Raster was misaligned with ground truth (as observed in google earth) so I used rasterio.warp.reproject with some manually obtained GCPs to try to align it. This is the code to do so (somewhat abridged):
import rasterio
import rasterio.crs
from rasterio.control import GroundControlPoint
from rasterio.transform import from_gcps
from rasterio.warp import reproject, Resampling
from rasterio.crs import CRS
if __name__ == '__main__':
# Open the input TIFF file
with rasterio.open(input_img_path) as src:
gcps = [
GroundControlPoint(col=(...),row=(...),x=(...),y=(...)),
(...)
] # x and y are lon and lat extracted from Google Earth
transform = from_gcps(gcps)
gcp_crs = CRS.from_epsg(4326) # This is the crs of the GCPs
# Warp the image
kwargs = src.profile.copy()
kwargs.update(transform=transform, crs=gcp_crs)
with rasterio.open(output_img_path, "w", **kwargs) as dst:
for i in range(1, src.count + 1):
reproject(
source=rasterio.band(src, i),
destination=rasterio.band(dst, i),
src_transform=src.transform,
src_crs=src.crs,
dst_transform=dst.transform,
dst_crs=dst.crs,
resampling=Resampling.nearest
)
However, what happened was that the image bounds were realigned correctly while the image pixels were kept in the same positions.
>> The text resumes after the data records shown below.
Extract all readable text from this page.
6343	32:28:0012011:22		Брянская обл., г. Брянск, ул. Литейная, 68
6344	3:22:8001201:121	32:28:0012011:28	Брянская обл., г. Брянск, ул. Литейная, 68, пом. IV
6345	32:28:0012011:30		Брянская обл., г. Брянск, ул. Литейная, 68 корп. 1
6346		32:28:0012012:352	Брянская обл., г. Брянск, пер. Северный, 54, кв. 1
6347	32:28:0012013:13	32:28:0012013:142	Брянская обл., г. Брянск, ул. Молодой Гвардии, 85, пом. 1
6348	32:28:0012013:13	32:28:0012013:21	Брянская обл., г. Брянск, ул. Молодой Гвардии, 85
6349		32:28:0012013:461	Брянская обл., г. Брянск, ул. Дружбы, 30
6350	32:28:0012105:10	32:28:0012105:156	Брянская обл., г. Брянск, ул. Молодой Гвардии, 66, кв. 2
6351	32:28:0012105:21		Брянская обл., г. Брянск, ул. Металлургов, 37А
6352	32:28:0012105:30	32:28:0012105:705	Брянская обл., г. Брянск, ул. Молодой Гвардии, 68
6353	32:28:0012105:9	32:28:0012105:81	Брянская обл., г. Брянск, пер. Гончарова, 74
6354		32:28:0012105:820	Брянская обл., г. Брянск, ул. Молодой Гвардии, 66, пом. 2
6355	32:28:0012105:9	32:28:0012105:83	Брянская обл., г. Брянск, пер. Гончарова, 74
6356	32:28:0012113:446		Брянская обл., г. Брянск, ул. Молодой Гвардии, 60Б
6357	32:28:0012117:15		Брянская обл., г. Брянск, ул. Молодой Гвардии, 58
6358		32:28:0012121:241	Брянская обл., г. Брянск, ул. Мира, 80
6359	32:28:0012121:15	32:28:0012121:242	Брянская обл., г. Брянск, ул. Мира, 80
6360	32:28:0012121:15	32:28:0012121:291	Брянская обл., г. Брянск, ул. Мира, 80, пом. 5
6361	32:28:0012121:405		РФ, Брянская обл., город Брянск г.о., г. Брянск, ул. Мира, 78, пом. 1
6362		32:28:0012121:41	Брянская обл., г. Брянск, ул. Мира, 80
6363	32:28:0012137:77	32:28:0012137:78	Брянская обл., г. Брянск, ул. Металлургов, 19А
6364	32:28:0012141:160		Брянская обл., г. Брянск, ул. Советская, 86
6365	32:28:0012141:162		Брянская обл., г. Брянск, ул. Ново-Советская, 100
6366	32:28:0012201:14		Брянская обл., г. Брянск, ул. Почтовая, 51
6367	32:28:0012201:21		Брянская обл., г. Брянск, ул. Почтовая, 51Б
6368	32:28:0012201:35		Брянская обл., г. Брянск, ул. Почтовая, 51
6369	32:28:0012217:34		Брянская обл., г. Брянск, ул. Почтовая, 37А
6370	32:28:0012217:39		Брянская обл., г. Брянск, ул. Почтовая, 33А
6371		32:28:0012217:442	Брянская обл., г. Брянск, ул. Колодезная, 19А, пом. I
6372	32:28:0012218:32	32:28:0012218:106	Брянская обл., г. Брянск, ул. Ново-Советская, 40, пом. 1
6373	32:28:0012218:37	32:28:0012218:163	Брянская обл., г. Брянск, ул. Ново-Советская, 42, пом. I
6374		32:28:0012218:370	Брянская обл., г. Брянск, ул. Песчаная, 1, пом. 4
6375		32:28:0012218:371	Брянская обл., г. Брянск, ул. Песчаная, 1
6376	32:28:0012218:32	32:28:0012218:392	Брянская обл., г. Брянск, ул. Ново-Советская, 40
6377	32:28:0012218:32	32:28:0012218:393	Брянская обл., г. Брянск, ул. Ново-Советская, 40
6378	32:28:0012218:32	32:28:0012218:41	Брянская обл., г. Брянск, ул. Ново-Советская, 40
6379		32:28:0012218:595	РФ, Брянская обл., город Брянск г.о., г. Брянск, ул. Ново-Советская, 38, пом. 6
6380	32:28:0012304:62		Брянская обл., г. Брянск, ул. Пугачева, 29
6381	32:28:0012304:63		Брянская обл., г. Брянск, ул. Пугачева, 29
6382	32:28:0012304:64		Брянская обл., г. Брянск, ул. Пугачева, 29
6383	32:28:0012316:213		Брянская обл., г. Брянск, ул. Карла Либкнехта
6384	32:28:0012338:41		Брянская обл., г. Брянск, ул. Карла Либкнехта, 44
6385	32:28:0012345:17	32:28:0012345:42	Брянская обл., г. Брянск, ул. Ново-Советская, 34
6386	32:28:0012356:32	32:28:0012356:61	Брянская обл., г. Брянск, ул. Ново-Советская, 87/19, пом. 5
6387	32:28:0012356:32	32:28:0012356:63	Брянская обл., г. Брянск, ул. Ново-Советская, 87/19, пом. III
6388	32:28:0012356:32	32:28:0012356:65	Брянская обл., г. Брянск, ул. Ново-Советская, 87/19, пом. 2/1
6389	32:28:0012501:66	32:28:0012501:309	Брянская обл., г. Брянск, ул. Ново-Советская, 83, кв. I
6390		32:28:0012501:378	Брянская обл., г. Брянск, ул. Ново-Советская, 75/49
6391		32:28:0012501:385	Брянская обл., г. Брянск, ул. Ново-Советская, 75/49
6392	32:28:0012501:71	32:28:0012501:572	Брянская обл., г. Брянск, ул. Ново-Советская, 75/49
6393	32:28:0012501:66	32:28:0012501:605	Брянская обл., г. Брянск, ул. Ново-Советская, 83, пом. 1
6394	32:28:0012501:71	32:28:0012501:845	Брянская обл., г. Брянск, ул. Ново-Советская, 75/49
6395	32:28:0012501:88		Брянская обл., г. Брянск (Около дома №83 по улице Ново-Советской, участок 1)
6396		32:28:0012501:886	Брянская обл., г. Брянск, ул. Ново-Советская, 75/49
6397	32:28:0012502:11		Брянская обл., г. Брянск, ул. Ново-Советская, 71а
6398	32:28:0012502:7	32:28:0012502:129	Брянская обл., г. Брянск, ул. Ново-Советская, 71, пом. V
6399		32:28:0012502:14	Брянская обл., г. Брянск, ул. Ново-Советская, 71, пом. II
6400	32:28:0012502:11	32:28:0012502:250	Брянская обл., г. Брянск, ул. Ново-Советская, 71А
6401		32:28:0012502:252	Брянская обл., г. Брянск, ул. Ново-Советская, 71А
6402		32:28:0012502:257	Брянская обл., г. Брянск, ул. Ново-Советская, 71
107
These images in QGIS illustrate what I mean:
Before any changes Reprojected, black square is in the correct placement Original and reprojected, shows that pixels were kept in the same positions, only bounding box changed
I have tried including the gcps directly in the reproject function. I have tried keeping the same crs as source image. Tried different combinations of gcps.
Appreciate any suggestions, thanks!
In the end this is what worked for anyone who has the same issue in the future:
for i in range(1, src.count + 1):
source = src.read(i)
dest = np.zeros_like(source)
reproject(
source=source,
destination=dest,
gcps=gcps,
src_crs=gcp_crs,
dst_transform=dst.transform,
dst_crs=dst.crs,
resampling=Resampling.nearest
)
dst.write(dest, indexes=i)
The idea was to not provide it the source transform since that is what it seems it was using to place the pixels at the destination.